In his liner notes from the 1977 vinyl edition, folklorist Jon Pankake warns against lumping these disparate styles into the same category, as though every folk song belonged to the same species. He would rather us celebrate the infinite variety of the music, which reflects the infinite complexity of American history. These songs document the fears and desires, regrets and prejudices of the past, serving as vessels of public memory, chronicles of history as it was experienced in rural America. History books don’t mention Lillie Shaw, but folk music memorializes her for generations.
In some ways, folklore, as represented by Oh My Little Darling and similar compilations, offers a rebuke to the Great Man school of history, established in the 19th century and still perpetuated today by such scholars as Joseph J. Ellis. That approach to the past suggests that all history is motivated by the actions of great and powerful individuals. Folklore relocates both the motivation and the documentation to the will of the people.
In that regard, this compilation is a fine introduction to American folk music as a populist force, especially if you’re looking to start a band. That’s what Jay Farrar, Jeff Tweedy, and Mike Heidorn were doing when they discovered Oh My Little Darling at the Belleville, Missouri, public library in the late 1980s. It opened up a new world for them and showed them how they might marry folk subject matter with punk guitars. The trio took the name Uncle Tupelo, and the roots of their debut, No Depression — not to mention the genre it inspired, also called No Depression, or alt-country, or whatever-you-call-it — twist tightly around these old recordings. The band would even cover two songs on their third album, plainly titled March 16-20, 1992 after the rough dates for the sessions in Athens, Georgia. Farrar sings both tunes in his grave baritone, turning “Lilli Schull” into a time-stopping mea culpa. The song plods along as he draws out each line, as though he’s trying to stall the snap of the noose around his neck. It’s a much more obvious interpretation than the sisters’ original, but still affecting in its deliberation.
Farrar also sings the 1937 labor song “Come All You Coal Miners,” written and performed by Sarah Ogan on Oh My Little Darling. This original is a cappella, her only accompaniment the hiss and crackle of the archival 78 record, and she sounds righteous and outraged describing the dangerous conditions miners faced at the time: “Coal mining is the dangerousest work in our land today,” she spits, “with plenty of dirty slaving work and very little pay.” She makes her closing line a rallying cry to presumably striking laborers: “Let’s sink this capitalist system to the darkest depths of hell.”

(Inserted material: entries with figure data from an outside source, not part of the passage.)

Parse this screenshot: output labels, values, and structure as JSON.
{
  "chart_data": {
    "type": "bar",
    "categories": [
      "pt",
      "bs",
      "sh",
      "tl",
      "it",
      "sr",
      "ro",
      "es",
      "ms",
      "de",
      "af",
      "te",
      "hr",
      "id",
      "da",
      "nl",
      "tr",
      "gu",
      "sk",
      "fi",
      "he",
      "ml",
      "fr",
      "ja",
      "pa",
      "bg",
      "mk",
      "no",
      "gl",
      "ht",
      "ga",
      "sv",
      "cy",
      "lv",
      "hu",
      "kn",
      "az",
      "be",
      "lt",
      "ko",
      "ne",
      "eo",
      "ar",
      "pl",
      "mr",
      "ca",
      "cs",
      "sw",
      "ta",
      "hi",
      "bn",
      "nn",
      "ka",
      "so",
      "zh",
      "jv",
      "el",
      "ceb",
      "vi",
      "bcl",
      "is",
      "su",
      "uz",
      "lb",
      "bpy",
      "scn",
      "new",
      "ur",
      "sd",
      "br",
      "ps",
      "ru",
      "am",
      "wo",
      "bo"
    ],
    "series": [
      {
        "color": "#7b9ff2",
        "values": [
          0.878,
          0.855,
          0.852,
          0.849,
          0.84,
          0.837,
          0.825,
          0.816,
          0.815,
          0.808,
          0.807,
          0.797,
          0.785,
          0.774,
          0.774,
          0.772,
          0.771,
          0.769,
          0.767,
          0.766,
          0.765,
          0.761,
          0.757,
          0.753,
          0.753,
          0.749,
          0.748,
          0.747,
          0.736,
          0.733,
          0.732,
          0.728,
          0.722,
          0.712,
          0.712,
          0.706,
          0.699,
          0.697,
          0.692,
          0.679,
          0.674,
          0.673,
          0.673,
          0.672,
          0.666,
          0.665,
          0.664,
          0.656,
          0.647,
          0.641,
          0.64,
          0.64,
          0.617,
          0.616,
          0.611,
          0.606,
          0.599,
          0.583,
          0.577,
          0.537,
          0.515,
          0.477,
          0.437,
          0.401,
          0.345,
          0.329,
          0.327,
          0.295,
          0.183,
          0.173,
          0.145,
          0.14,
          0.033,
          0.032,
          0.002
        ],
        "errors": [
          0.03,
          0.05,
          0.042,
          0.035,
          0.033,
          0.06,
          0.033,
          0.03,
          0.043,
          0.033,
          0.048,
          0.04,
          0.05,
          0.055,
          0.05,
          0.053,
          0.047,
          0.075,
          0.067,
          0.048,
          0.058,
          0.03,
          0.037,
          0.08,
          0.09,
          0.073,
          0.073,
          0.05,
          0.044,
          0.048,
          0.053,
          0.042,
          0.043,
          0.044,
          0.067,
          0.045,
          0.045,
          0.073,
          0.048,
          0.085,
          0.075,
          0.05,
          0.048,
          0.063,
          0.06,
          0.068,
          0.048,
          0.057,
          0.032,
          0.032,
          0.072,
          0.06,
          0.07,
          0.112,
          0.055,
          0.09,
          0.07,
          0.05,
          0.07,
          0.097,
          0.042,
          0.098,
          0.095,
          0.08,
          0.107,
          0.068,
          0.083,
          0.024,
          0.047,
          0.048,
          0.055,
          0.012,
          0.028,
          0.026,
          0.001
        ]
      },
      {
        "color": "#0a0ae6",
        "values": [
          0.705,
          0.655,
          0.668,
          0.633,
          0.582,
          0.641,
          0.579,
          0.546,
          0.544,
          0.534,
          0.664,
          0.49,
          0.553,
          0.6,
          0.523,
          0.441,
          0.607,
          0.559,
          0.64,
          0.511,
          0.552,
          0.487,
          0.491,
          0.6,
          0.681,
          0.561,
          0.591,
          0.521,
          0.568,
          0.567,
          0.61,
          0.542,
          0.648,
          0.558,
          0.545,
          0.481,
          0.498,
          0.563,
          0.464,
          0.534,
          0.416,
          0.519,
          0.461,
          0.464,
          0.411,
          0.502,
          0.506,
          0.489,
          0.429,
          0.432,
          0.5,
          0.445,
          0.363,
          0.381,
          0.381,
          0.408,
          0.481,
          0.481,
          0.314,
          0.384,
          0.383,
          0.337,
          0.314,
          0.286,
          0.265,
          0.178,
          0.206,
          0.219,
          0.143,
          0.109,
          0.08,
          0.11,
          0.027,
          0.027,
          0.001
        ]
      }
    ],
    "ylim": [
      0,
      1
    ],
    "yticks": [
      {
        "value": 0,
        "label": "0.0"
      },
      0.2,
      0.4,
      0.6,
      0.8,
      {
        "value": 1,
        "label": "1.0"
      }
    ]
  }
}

Farrar never had the humor or the audacity to sell such a line, but he nevertheless savors the historical details in Ogan’s lyrics. “I know about old beans, bulldog gravy, and cornbread,” he sings, as though the camp menu was a password to the union meeting. His version is more a lament, perhaps sung from the point of view of a miner who survived the pits yet still recalls the perils. Neither “Coal Miners” nor “Lilli Schull” resembles its original, which is the whole point: Uncle Tupelo understood that the class issues of the 1930s were pretty much the same as those of the 1980s, which empowered them to participate in that folk tradition and put their own stamp on these old songs. For that reason, Oh My Little Darling stands as a foundational text in alt-country and contemporary Americana — a testament to the malleability of American folk music in all its types.